Forcing a one-or-more in the ICollection<> with Entity Framework Code-First
Using Entity Framework 4.1 Code-First, I have set up a many-to-many relationship using the fluent API. If possible, I would like to force one side of the relationship to have 1 or more of the other, instead of the default 0 or more. Currently, if the tables are A and B, A can have 0 or more B's and B can have 0 or more A's, but I would like to force A to have at least 1 B. Can I do this in the data model or do I have to just put it in the business logic? Many thanks.
You can't define this restriction in the model. Probably because you can't define a corresponding foreign key constraint in the database. You could introduce an additional required navigation reference from A to B to ensure that A always refers to at least one B. Table A would need a non-nullable foreign key column to the table B then. But you still had to check in business logic that this required reference is also an element in the collection of the many-to-many relationship (which is not enforced in the database: A (Id=1) could refer to B (Id=2) but there is no entry (1,2) in the join table).
One-to-one self-relationship and Entity Framework
I would like to have entity which can have a child (one or zero). This child is same type as parent. I am not sure how to set entity framework becouse I would like to have two navigation properties for every entity. One for navigation to child and one for navigation to parent. Basically it is exactly the same structure as doubly linked list. I think this table structure should be enough: int | id | PK int | id_next | FK text | data But how can I create navigation properties for next/prev items? I am able to create only navigation property for next item. Thanks for help.

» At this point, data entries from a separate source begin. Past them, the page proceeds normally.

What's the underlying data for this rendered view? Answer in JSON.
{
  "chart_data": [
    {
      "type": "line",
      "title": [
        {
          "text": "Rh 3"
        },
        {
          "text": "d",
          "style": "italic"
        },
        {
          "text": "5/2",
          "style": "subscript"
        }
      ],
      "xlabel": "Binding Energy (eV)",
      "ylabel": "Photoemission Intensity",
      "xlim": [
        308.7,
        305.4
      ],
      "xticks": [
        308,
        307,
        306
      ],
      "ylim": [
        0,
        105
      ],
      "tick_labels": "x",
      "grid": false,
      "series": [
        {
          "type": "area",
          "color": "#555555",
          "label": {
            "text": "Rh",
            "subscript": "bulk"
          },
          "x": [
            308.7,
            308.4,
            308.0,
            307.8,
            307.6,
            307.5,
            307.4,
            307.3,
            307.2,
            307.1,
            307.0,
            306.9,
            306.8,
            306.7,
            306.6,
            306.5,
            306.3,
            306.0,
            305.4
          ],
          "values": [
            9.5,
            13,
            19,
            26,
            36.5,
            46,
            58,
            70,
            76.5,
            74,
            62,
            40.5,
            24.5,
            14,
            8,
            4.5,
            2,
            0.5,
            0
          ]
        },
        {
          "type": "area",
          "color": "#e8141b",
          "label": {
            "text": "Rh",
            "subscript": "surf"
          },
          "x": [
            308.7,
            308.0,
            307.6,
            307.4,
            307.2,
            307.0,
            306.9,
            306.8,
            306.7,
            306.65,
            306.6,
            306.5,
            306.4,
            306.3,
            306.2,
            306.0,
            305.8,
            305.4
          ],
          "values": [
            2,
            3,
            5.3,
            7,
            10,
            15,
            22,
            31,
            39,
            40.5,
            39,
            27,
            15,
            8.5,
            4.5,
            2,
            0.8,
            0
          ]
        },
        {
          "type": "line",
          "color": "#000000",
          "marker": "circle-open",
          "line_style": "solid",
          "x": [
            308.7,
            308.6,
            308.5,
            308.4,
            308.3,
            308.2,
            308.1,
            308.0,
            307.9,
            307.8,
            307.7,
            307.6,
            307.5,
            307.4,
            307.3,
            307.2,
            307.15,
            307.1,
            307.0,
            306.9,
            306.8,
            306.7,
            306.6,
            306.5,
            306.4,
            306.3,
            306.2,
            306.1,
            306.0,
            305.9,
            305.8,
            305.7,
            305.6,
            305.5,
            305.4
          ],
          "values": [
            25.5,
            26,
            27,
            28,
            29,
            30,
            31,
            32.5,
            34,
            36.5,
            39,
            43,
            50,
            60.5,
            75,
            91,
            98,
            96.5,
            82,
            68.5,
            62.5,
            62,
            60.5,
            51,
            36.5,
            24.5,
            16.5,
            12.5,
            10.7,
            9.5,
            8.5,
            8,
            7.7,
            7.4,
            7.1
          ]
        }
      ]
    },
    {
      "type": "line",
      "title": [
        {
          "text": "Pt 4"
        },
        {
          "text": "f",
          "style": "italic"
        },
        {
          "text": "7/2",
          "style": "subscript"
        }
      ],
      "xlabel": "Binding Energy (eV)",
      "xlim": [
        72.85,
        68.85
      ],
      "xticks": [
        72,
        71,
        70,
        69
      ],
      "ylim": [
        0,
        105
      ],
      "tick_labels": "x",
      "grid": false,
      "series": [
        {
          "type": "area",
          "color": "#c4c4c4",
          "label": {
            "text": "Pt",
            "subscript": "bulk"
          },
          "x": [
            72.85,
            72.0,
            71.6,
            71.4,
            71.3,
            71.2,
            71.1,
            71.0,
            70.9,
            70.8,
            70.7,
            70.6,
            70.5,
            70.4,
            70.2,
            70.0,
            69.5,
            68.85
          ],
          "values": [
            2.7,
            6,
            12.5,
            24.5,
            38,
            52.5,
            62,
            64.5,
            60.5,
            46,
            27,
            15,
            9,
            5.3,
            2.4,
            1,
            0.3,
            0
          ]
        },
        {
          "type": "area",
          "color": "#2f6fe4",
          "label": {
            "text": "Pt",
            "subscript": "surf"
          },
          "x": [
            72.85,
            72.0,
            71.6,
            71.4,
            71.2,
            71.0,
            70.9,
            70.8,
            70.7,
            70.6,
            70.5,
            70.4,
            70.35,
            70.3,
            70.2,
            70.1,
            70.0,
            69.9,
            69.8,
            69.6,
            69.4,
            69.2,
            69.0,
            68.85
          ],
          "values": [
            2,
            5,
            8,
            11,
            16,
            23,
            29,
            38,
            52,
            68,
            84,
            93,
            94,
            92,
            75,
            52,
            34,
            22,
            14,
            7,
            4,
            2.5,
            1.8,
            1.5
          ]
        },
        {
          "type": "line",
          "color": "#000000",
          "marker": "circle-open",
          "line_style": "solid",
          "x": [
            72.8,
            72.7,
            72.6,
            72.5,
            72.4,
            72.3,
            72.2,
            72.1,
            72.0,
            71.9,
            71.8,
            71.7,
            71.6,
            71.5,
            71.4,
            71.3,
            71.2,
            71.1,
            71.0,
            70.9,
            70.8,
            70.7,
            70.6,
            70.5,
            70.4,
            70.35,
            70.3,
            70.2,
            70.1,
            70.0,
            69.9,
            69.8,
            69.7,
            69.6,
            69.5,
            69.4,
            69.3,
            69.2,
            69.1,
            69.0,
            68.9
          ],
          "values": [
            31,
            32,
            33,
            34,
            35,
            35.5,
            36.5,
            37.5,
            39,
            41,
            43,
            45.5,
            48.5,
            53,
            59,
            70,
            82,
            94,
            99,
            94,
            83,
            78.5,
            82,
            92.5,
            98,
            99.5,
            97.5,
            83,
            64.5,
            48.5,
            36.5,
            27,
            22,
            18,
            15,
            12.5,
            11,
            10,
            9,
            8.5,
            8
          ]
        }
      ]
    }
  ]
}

You can't. The problem here is that a one-to-one relation has a very specific requirement - FK value must be unique in the whole table. Once the uniqueness is not enforced you can add a second entity pointing to the same parent and you have a one-to-many relation. To enforce this in a self referencing relation like you described in your example you will place an unique index on the id_next and it will work in SQL server. The problem is that entity framework doesn't support unique keys. Because of that entity framework is only able to build one-to-one relations between two different entity types where FK in the dependent the entity type is also its PK (the only way how to force FK to be unique) = both entities has same PK value. This cannot work with a self referencing relation because you cannot have two same PK values in one table.
You can do this in EF4 by specifying a 0..1 -> 0..1 relationship on the entity. Name one of the navigation properties "Previous" and the other "Next". This will create a hidden field on the underlying DB. I haven't thoroughly tested this approach but it seemed to work when I created the database script.
Research Tree structures in the Entity Framework. You basically want a vertical tree (i.e. one branch). The framework won't enforce only one branch, but you can manage that in your business logic.